My second example is The Mozart Project (Pipedreams Media, 2014), to which Trinity Laban’s John Irving is a major contributor. An interactive book designed for iPad, the project was conceived by two non-musicians, and provides not only 10 chapters on Mozart’s life and works by eminent scholars, but also accompanying audio excerpts, timelines, maps, video interviews with leading Mozart performers, and roundtable discussions with the authors, all in an attractive, easy-to-use format. With so much integrated, high-quality material in a range of media that encourages both sustained, concentrated engagement and ‘dipping in’, the concept offers a sense of discovery not often found in a traditional e-book format. Where a printed, previously-used analogue book might offer flashes of awareness of a previous readership (ephemera fluttering to the floor; annotations in the margins) and, perhaps, the opportunity to critically engage with that readership’s experience of the work, The Mozart Project promises an all-round experience living in the present, with content updates and the opportunity for readers to pose questions to the book’s authors online.

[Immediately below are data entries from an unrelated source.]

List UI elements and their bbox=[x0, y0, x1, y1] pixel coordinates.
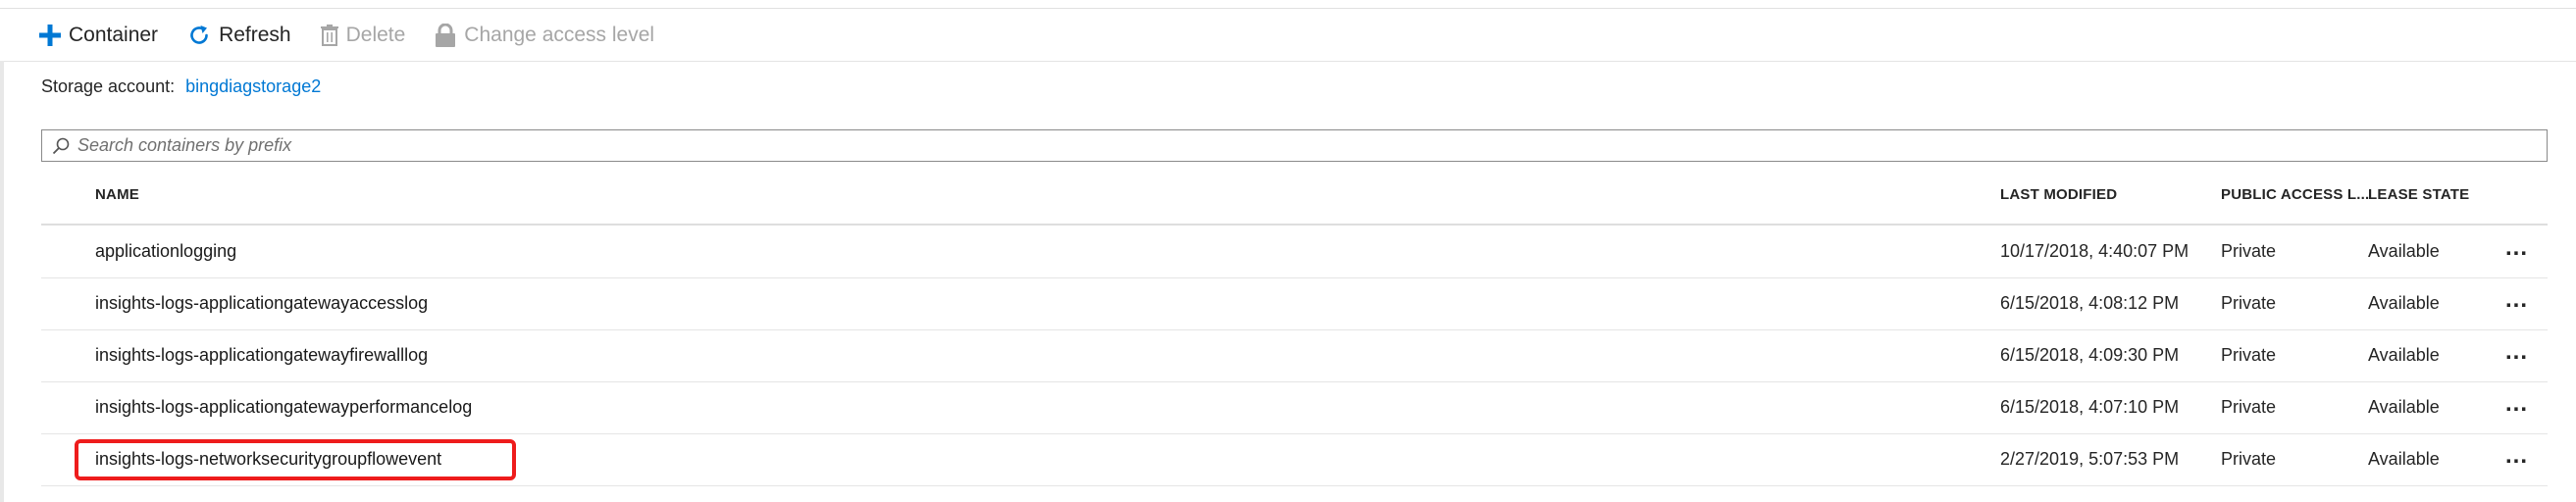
column-header-public-access[interactable]: PUBLIC ACCESS L... bbox=[2221, 186, 2369, 203]
change-access-level-button[interactable]: Change access level bbox=[435, 24, 654, 47]
public-access-level: Private bbox=[2221, 345, 2277, 365]
more-options-button[interactable]: ... bbox=[2505, 442, 2528, 470]
last-modified: 6/15/2018, 4:08:12 PM bbox=[2000, 293, 2180, 313]
delete-label: Delete bbox=[345, 24, 406, 46]
add-container-button[interactable]: Container bbox=[39, 24, 158, 47]
column-header-name[interactable]: NAME bbox=[95, 186, 139, 203]
add-container-label: Container bbox=[69, 24, 159, 46]
refresh-icon bbox=[187, 24, 211, 47]
container-name[interactable]: insights-logs-applicationgatewayfirewall… bbox=[95, 345, 428, 366]
toolbar: Container Refresh Delete Change access l… bbox=[39, 14, 684, 57]
table-row[interactable]: insights-logs-applicationgatewayaccesslo… bbox=[41, 278, 2548, 330]
delete-button[interactable]: Delete bbox=[320, 24, 406, 47]
last-modified: 6/15/2018, 4:07:10 PM bbox=[2000, 397, 2180, 417]
public-access-level: Private bbox=[2221, 449, 2277, 469]
lease-state: Available bbox=[2368, 241, 2440, 261]
storage-account-link[interactable]: bingdiagstorage2 bbox=[185, 76, 321, 96]
table-row[interactable]: insights-logs-applicationgatewayperforma… bbox=[41, 382, 2548, 434]
lease-state: Available bbox=[2368, 449, 2440, 469]
public-access-level: Private bbox=[2221, 241, 2277, 261]
column-header-last-modified[interactable]: LAST MODIFIED bbox=[2000, 186, 2117, 203]
search-box bbox=[41, 129, 2548, 162]
refresh-button[interactable]: Refresh bbox=[187, 24, 291, 47]
more-options-button[interactable]: ... bbox=[2505, 338, 2528, 366]
more-options-button[interactable]: ... bbox=[2505, 390, 2528, 418]
lock-icon bbox=[435, 24, 456, 47]
storage-account-label: Storage account: bbox=[41, 76, 176, 96]
container-name[interactable]: insights-logs-applicationgatewayperforma… bbox=[95, 397, 472, 418]
toolbar-divider bbox=[0, 61, 2576, 62]
blade-left-border bbox=[0, 61, 4, 502]
trash-icon bbox=[320, 25, 338, 46]
plus-icon bbox=[39, 25, 61, 46]
more-options-button[interactable]: ... bbox=[2505, 234, 2528, 262]
table-row[interactable]: applicationlogging 10/17/2018, 4:40:07 P… bbox=[41, 226, 2548, 278]
change-access-level-label: Change access level bbox=[464, 24, 655, 46]
lease-state: Available bbox=[2368, 397, 2440, 417]
last-modified: 2/27/2019, 5:07:53 PM bbox=[2000, 449, 2180, 469]
refresh-label: Refresh bbox=[219, 24, 291, 46]
column-header-lease-state[interactable]: LEASE STATE bbox=[2368, 186, 2469, 203]
search-input[interactable] bbox=[77, 135, 2547, 156]
table-row[interactable]: insights-logs-networksecuritygroupflowev… bbox=[41, 434, 2548, 486]
more-options-button[interactable]: ... bbox=[2505, 286, 2528, 314]
last-modified: 6/15/2018, 4:09:30 PM bbox=[2000, 345, 2180, 365]
search-icon bbox=[52, 137, 70, 155]
top-divider bbox=[0, 8, 2576, 9]
header-divider bbox=[41, 224, 2548, 226]
container-name[interactable]: applicationlogging bbox=[95, 241, 236, 262]
public-access-level: Private bbox=[2221, 293, 2277, 313]
table-row[interactable]: insights-logs-applicationgatewayfirewall… bbox=[41, 330, 2548, 382]
lease-state: Available bbox=[2368, 345, 2440, 365]
last-modified: 10/17/2018, 4:40:07 PM bbox=[2000, 241, 2190, 261]
lease-state: Available bbox=[2368, 293, 2440, 313]
storage-account-info: Storage account: bingdiagstorage2 bbox=[41, 76, 321, 97]
container-name[interactable]: insights-logs-networksecuritygroupflowev… bbox=[95, 449, 441, 470]
container-name[interactable]: insights-logs-applicationgatewayaccesslo… bbox=[95, 293, 428, 314]
public-access-level: Private bbox=[2221, 397, 2277, 417]
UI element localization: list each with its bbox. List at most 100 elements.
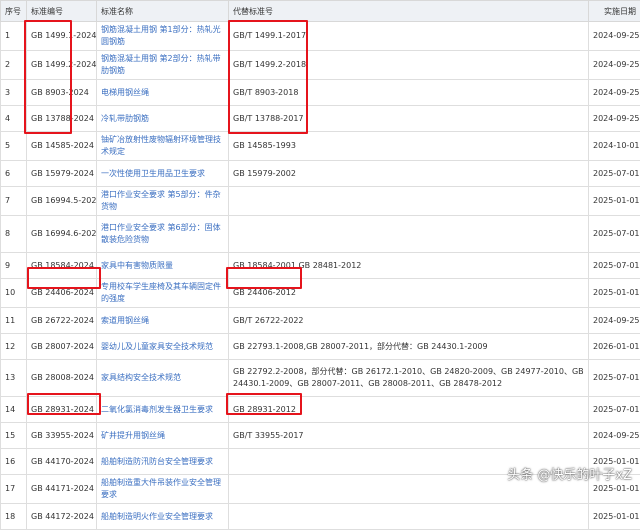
- standard-code: GB 16994.5-2024: [27, 187, 97, 216]
- table-row: 13GB 28008-2024家具结构安全技术规范GB 22792.2-2008…: [1, 360, 640, 397]
- table-row: 14GB 28931-2024二氧化氯消毒剂发生器卫生要求GB 28931-20…: [1, 397, 640, 423]
- row-seq: 16: [1, 449, 27, 475]
- replaced-standard: GB/T 1499.1-2017: [229, 22, 589, 51]
- replaced-standard: GB/T 33955-2017: [229, 423, 589, 449]
- table-row: 10GB 24406-2024专用校车学生座椅及其车辆固定件的强度GB 2440…: [1, 279, 640, 308]
- table-row: 8GB 16994.6-2024港口作业安全要求 第6部分：固体散装危险货物 20…: [1, 216, 640, 253]
- standard-code: GB 14585-2024: [27, 132, 97, 161]
- header-name: 标准名称: [97, 1, 229, 22]
- standard-name-link[interactable]: 电梯用钢丝绳: [97, 80, 229, 106]
- row-seq: 13: [1, 360, 27, 397]
- standard-code: GB 15979-2024: [27, 161, 97, 187]
- replaced-standard: GB 14585-1993: [229, 132, 589, 161]
- replaced-standard: GB 24406-2012: [229, 279, 589, 308]
- implementation-date: 2025-01-01: [589, 187, 640, 216]
- standard-name-link[interactable]: 船舶制造重大件吊装作业安全管理要求: [97, 475, 229, 504]
- row-seq: 6: [1, 161, 27, 187]
- replaced-standard: GB 22792.2-2008，部分代替：GB 26172.1-2010、GB …: [229, 360, 589, 397]
- row-seq: 15: [1, 423, 27, 449]
- standard-name-link[interactable]: 家具中有害物质限量: [97, 253, 229, 279]
- standard-name-link[interactable]: 铀矿冶放射性废物辐射环境管理技术规定: [97, 132, 229, 161]
- row-seq: 8: [1, 216, 27, 253]
- standard-code: GB 16994.6-2024: [27, 216, 97, 253]
- table-row: 6GB 15979-2024一次性使用卫生用品卫生要求GB 15979-2002…: [1, 161, 640, 187]
- header-date: 实施日期: [589, 1, 640, 22]
- implementation-date: 2024-09-25: [589, 308, 640, 334]
- standard-name-link[interactable]: 船舶制造明火作业安全管理要求: [97, 504, 229, 530]
- table-row: 5GB 14585-2024铀矿冶放射性废物辐射环境管理技术规定GB 14585…: [1, 132, 640, 161]
- implementation-date: 2024-09-25: [589, 423, 640, 449]
- header-seq: 序号: [1, 1, 27, 22]
- standard-code: GB 44170-2024: [27, 449, 97, 475]
- replaced-standard: GB 18584-2001,GB 28481-2012: [229, 253, 589, 279]
- implementation-date: 2025-07-01: [589, 397, 640, 423]
- table-row: 11GB 26722-2024索道用钢丝绳GB/T 26722-20222024…: [1, 308, 640, 334]
- standard-name-link[interactable]: 一次性使用卫生用品卫生要求: [97, 161, 229, 187]
- implementation-date: 2024-09-25: [589, 22, 640, 51]
- row-seq: 10: [1, 279, 27, 308]
- row-seq: 18: [1, 504, 27, 530]
- replaced-standard: [229, 216, 589, 253]
- table-row: 15GB 33955-2024矿井提升用钢丝绳GB/T 33955-201720…: [1, 423, 640, 449]
- implementation-date: 2025-07-01: [589, 161, 640, 187]
- standard-name-link[interactable]: 家具结构安全技术规范: [97, 360, 229, 397]
- standard-name-link[interactable]: 港口作业安全要求 第6部分：固体散装危险货物: [97, 216, 229, 253]
- replaced-standard: [229, 504, 589, 530]
- standard-code: GB 44171-2024: [27, 475, 97, 504]
- standard-code: GB 1499.2-2024: [27, 51, 97, 80]
- replaced-standard: GB 15979-2002: [229, 161, 589, 187]
- standards-table: 序号 标准编号 标准名称 代替标准号 实施日期 1GB 1499.1-2024钢…: [0, 0, 640, 530]
- standard-name-link[interactable]: 港口作业安全要求 第5部分：件杂货物: [97, 187, 229, 216]
- standard-code: GB 33955-2024: [27, 423, 97, 449]
- replaced-standard: GB 28931-2012: [229, 397, 589, 423]
- standard-code: GB 28007-2024: [27, 334, 97, 360]
- standard-name-link[interactable]: 冷轧带肋钢筋: [97, 106, 229, 132]
- standard-name-link[interactable]: 矿井提升用钢丝绳: [97, 423, 229, 449]
- row-seq: 12: [1, 334, 27, 360]
- row-seq: 1: [1, 22, 27, 51]
- standard-code: GB 26722-2024: [27, 308, 97, 334]
- standard-name-link[interactable]: 专用校车学生座椅及其车辆固定件的强度: [97, 279, 229, 308]
- table-row: 12GB 28007-2024婴幼儿及儿童家具安全技术规范GB 22793.1-…: [1, 334, 640, 360]
- replaced-standard: GB/T 8903-2018: [229, 80, 589, 106]
- header-replaces: 代替标准号: [229, 1, 589, 22]
- standard-code: GB 18584-2024: [27, 253, 97, 279]
- row-seq: 14: [1, 397, 27, 423]
- implementation-date: 2024-09-25: [589, 106, 640, 132]
- replaced-standard: GB 22793.1-2008,GB 28007-2011，部分代替：GB 24…: [229, 334, 589, 360]
- implementation-date: 2024-09-25: [589, 80, 640, 106]
- row-seq: 5: [1, 132, 27, 161]
- row-seq: 7: [1, 187, 27, 216]
- standard-name-link[interactable]: 钢筋混凝土用钢 第1部分：热轧光圆钢筋: [97, 22, 229, 51]
- implementation-date: 2025-01-01: [589, 279, 640, 308]
- table-row: 4GB 13788-2024冷轧带肋钢筋GB/T 13788-20172024-…: [1, 106, 640, 132]
- standard-code: GB 8903-2024: [27, 80, 97, 106]
- header-row: 序号 标准编号 标准名称 代替标准号 实施日期: [1, 1, 640, 22]
- standard-name-link[interactable]: 婴幼儿及儿童家具安全技术规范: [97, 334, 229, 360]
- implementation-date: 2025-01-01: [589, 504, 640, 530]
- table-row: 2GB 1499.2-2024钢筋混凝土用钢 第2部分：热轧带肋钢筋GB/T 1…: [1, 51, 640, 80]
- standard-name-link[interactable]: 钢筋混凝土用钢 第2部分：热轧带肋钢筋: [97, 51, 229, 80]
- table-row: 18GB 44172-2024船舶制造明火作业安全管理要求 2025-01-01: [1, 504, 640, 530]
- standard-name-link[interactable]: 索道用钢丝绳: [97, 308, 229, 334]
- standard-name-link[interactable]: 二氧化氯消毒剂发生器卫生要求: [97, 397, 229, 423]
- standard-code: GB 24406-2024: [27, 279, 97, 308]
- standard-code: GB 44172-2024: [27, 504, 97, 530]
- replaced-standard: GB/T 13788-2017: [229, 106, 589, 132]
- header-code: 标准编号: [27, 1, 97, 22]
- standard-code: GB 28931-2024: [27, 397, 97, 423]
- table-row: 7GB 16994.5-2024港口作业安全要求 第5部分：件杂货物 2025-0…: [1, 187, 640, 216]
- standard-code: GB 1499.1-2024: [27, 22, 97, 51]
- implementation-date: 2024-09-25: [589, 51, 640, 80]
- row-seq: 11: [1, 308, 27, 334]
- standard-code: GB 13788-2024: [27, 106, 97, 132]
- implementation-date: 2025-07-01: [589, 360, 640, 397]
- standard-name-link[interactable]: 船舶制造防汛防台安全管理要求: [97, 449, 229, 475]
- implementation-date: 2025-07-01: [589, 216, 640, 253]
- row-seq: 3: [1, 80, 27, 106]
- row-seq: 9: [1, 253, 27, 279]
- standard-code: GB 28008-2024: [27, 360, 97, 397]
- row-seq: 2: [1, 51, 27, 80]
- implementation-date: 2026-01-01: [589, 334, 640, 360]
- implementation-date: 2024-10-01: [589, 132, 640, 161]
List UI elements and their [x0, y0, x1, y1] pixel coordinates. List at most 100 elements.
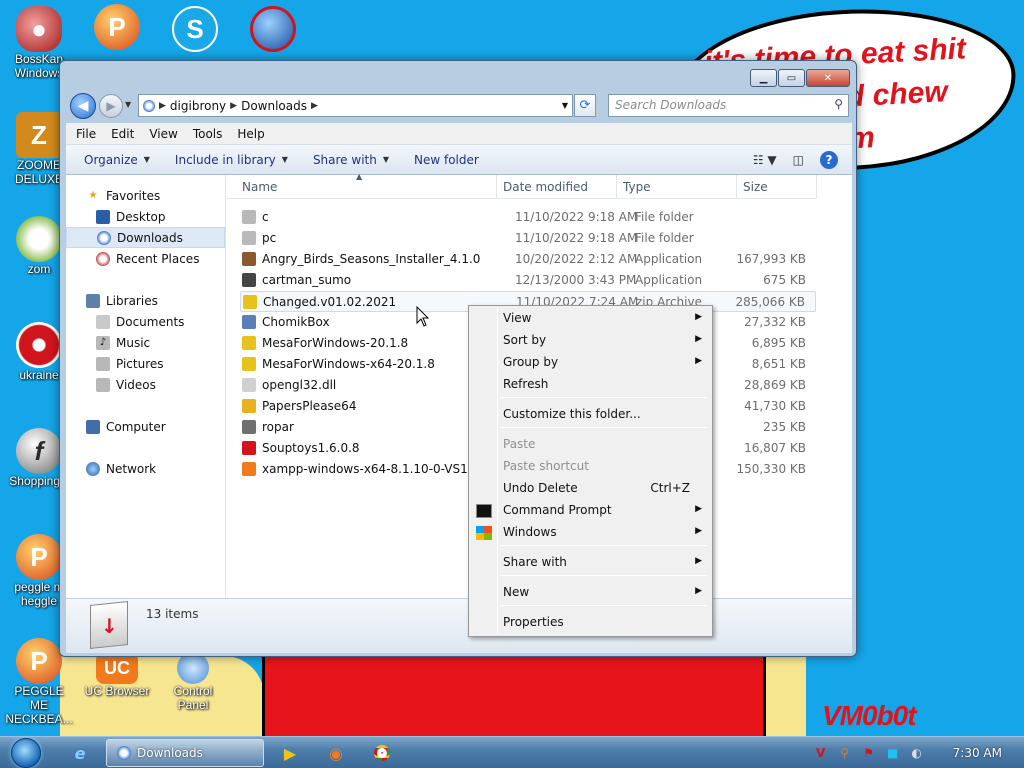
forward-button[interactable]: ▶: [99, 94, 123, 118]
organize-button[interactable]: Organize ▼: [66, 153, 163, 167]
include-in-library-button[interactable]: Include in library ▼: [163, 153, 301, 167]
nav-computer[interactable]: Computer: [66, 416, 225, 437]
nav-label: Computer: [106, 419, 166, 434]
column-name[interactable]: Name: [242, 180, 277, 194]
context-menu-item-undo-delete[interactable]: Undo Delete Ctrl+Z: [471, 478, 710, 500]
context-menu-label: Windows: [503, 525, 557, 539]
close-button[interactable]: ✕: [806, 69, 850, 87]
nav-recent-places[interactable]: Recent Places: [66, 248, 225, 269]
address-bar[interactable]: ▶ digibrony ▶ Downloads ▶ ▼: [138, 94, 573, 117]
preview-pane-icon[interactable]: ◫: [793, 153, 804, 167]
desktop-icon-skype[interactable]: S: [160, 6, 230, 52]
column-divider[interactable]: [496, 175, 497, 199]
new-folder-button[interactable]: New folder: [402, 153, 492, 167]
context-menu-item-paste[interactable]: Paste: [471, 434, 710, 456]
address-dropdown[interactable]: ▼: [562, 101, 568, 110]
context-menu-item-view[interactable]: View ▶: [471, 308, 710, 330]
nav-downloads[interactable]: Downloads: [66, 227, 225, 248]
nav-libraries[interactable]: Libraries: [66, 290, 225, 311]
context-menu-item-windows[interactable]: Windows ▶: [471, 522, 710, 544]
chrome-icon[interactable]: [370, 741, 394, 765]
internet-explorer-icon[interactable]: e: [68, 741, 92, 765]
maximize-button[interactable]: ▭: [778, 69, 805, 87]
file-size: 150,330 KB: [736, 462, 806, 476]
desktop-icon-uc-browser[interactable]: UC UC Browser: [82, 652, 152, 698]
nav-music[interactable]: ♪ Music: [66, 332, 225, 353]
search-input[interactable]: Search Downloads ⚲: [608, 94, 849, 117]
folder-icon: [143, 99, 155, 112]
context-menu-item-share-with[interactable]: Share with ▶: [471, 552, 710, 574]
refresh-button[interactable]: ⟳: [574, 94, 596, 117]
peggle-icon: P: [16, 638, 62, 684]
file-size: 6,895 KB: [751, 336, 806, 350]
file-icon: [242, 315, 256, 329]
taskbar-task-downloads[interactable]: Downloads: [106, 739, 264, 767]
nav-network[interactable]: Network: [66, 458, 225, 479]
nav-desktop[interactable]: Desktop: [66, 206, 225, 227]
column-divider[interactable]: [816, 175, 817, 199]
start-button[interactable]: [6, 737, 46, 768]
tray-flag-icon[interactable]: ⚑: [861, 745, 877, 761]
file-row[interactable]: Angry_Birds_Seasons_Installer_4.1.0 10/20…: [240, 249, 816, 270]
file-row[interactable]: pc 11/10/2022 9:18 AM File folder: [240, 228, 816, 249]
view-controls: ☷ ▼ ◫ ?: [753, 151, 838, 169]
desktop-icon-peggle-top[interactable]: P: [82, 4, 152, 50]
column-divider[interactable]: [736, 175, 737, 199]
column-divider[interactable]: [616, 175, 617, 199]
details-pane: ↓ 13 items: [66, 598, 852, 653]
nav-pictures[interactable]: Pictures: [66, 353, 225, 374]
file-row[interactable]: cartman_sumo 12/13/2000 3:43 PM Applicatio…: [240, 270, 816, 291]
tray-v-icon[interactable]: V: [813, 745, 829, 761]
context-menu-label: Group by: [503, 355, 559, 369]
desktop-icon-globe[interactable]: [238, 6, 308, 52]
menu-edit[interactable]: Edit: [111, 127, 134, 141]
boss-icon: ●: [16, 6, 62, 52]
search-icon[interactable]: ⚲: [834, 97, 843, 111]
column-size[interactable]: Size: [743, 180, 768, 194]
context-menu-item-refresh[interactable]: Refresh: [471, 374, 710, 396]
menu-file[interactable]: File: [76, 127, 96, 141]
system-tray: V ⚲ ⚑ ■ ◐ 7:30 AM: [813, 737, 1024, 768]
nav-label: Documents: [116, 314, 185, 329]
breadcrumb-downloads[interactable]: Downloads: [237, 99, 311, 113]
file-row[interactable]: c 11/10/2022 9:18 AM File folder: [240, 207, 816, 228]
uc-browser-taskbar-icon[interactable]: ◉: [324, 741, 348, 765]
menu-help[interactable]: Help: [237, 127, 264, 141]
context-menu-item-command-prompt[interactable]: Command Prompt ▶: [471, 500, 710, 522]
file-name: pc: [262, 231, 277, 245]
nav-favorites[interactable]: ★ Favorites: [66, 185, 225, 206]
context-menu-item-sort-by[interactable]: Sort by ▶: [471, 330, 710, 352]
breadcrumb-digibrony[interactable]: digibrony: [166, 99, 230, 113]
tray-volume-icon[interactable]: ◐: [909, 745, 925, 761]
address-row: ◀ ▶ ▼ ▶ digibrony ▶ Downloads ▶ ▼ ⟳ Sear…: [66, 91, 852, 121]
context-menu-item-group-by[interactable]: Group by ▶: [471, 352, 710, 374]
context-menu[interactable]: View ▶ Sort by ▶ Group by ▶ Refresh Customize t…: [468, 305, 713, 637]
minimize-button[interactable]: ▁: [750, 69, 777, 87]
share-with-button[interactable]: Share with ▼: [301, 153, 402, 167]
context-menu-item-paste-shortcut[interactable]: Paste shortcut: [471, 456, 710, 478]
menu-view[interactable]: View: [149, 127, 177, 141]
context-menu-item-properties[interactable]: Properties: [471, 612, 710, 634]
media-player-icon[interactable]: ▶: [278, 741, 302, 765]
context-menu-item-new[interactable]: New ▶: [471, 582, 710, 604]
context-menu-item-customize-this-folder[interactable]: Customize this folder...: [471, 404, 710, 426]
tray-display-icon[interactable]: ■: [885, 745, 901, 761]
nav-videos[interactable]: Videos: [66, 374, 225, 395]
tray-search-icon[interactable]: ⚲: [837, 745, 853, 761]
file-icon: [243, 295, 257, 309]
explorer-window[interactable]: ▁ ▭ ✕ ◀ ▶ ▼ ▶ digibrony ▶ Downloads ▶ ▼ …: [59, 60, 857, 657]
column-date-modified[interactable]: Date modified: [503, 180, 588, 194]
help-icon[interactable]: ?: [820, 151, 838, 169]
back-button[interactable]: ◀: [70, 93, 96, 119]
menu-tools[interactable]: Tools: [193, 127, 223, 141]
nav-documents[interactable]: Documents: [66, 311, 225, 332]
file-icon: [242, 378, 256, 392]
change-view-icon[interactable]: ☷ ▼: [753, 153, 777, 167]
file-icon: [242, 462, 256, 476]
flash-icon: f: [16, 428, 62, 474]
column-type[interactable]: Type: [623, 180, 651, 194]
clock[interactable]: 7:30 AM: [953, 746, 1002, 760]
recent-pages-dropdown[interactable]: ▼: [125, 100, 131, 109]
file-icon: [242, 231, 256, 245]
desktop-icon-control-panel[interactable]: Control Panel: [158, 652, 228, 712]
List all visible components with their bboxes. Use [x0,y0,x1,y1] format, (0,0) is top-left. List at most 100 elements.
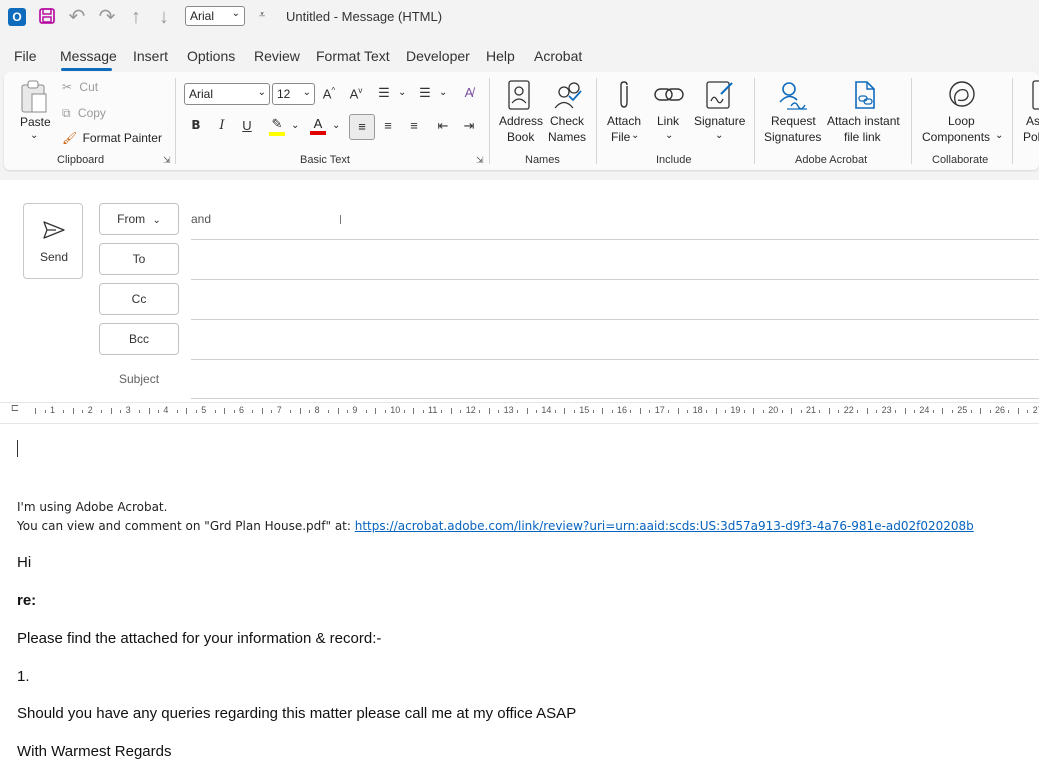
acrobat-review-link[interactable]: https://acrobat.adobe.com/link/review?ur… [355,519,974,533]
link-button[interactable]: Link ⌄ [652,78,686,148]
ruler-tick-label: 15 [579,405,590,415]
from-button[interactable]: From ⌄ [99,203,179,235]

This concept of a living, breathing resource is a compelling one, and in drawing to a close, this post wouldn’t be complete without mentioning the work currently being undertaken in the digital humanities, which – at its best – unites the sometimes opposing worlds of tangible historical object and accessible, fluid digital media. For example, the Digital Image Archive of Medieval Music (DIAMM) provides images of thousands of medieval manuscripts, substantially decreasing people’s obstacles to engaging in these manuscripts through location or cost, while simultaneously creating and archiving digital records of manuscript fragments which may be extremely vulnerable to future deterioration or loss. And, finally, the Online Chopin Variorum Edition (OCVE) takes things a step further, providing access to images of Chopin’s manuscripts and first editions within the structure of a research project which, amongst other questions, aims to interrogate how ‘technology [might] fundamentally alter the musician’s and the musicologist’s understanding of different sources, their often complex interrelationships, and their significance as artistic and cultural artifacts within a rich history of publication, pedagogy, and performance’. The resource is rich in scholarly commentary, but, crucially, the interface also allows users to make their own (public or private) annotations, thereby creating a fluid, ‘dynamic’ edition with limitless finely-granulated variations in overall content.

And so, to return to the original theme of this post, there are interesting times ahead behind the scenes in the music library office. There will always be books and scores to repair, I am sure, and I certainly hope that old train tickets and letters will continue to fall from their pages for many years to come. But the examples I’ve described above give me hope that the inevitable ascendance of the digital sphere will open up more worlds – bright, enthralling, accessible and unifying – that it closes.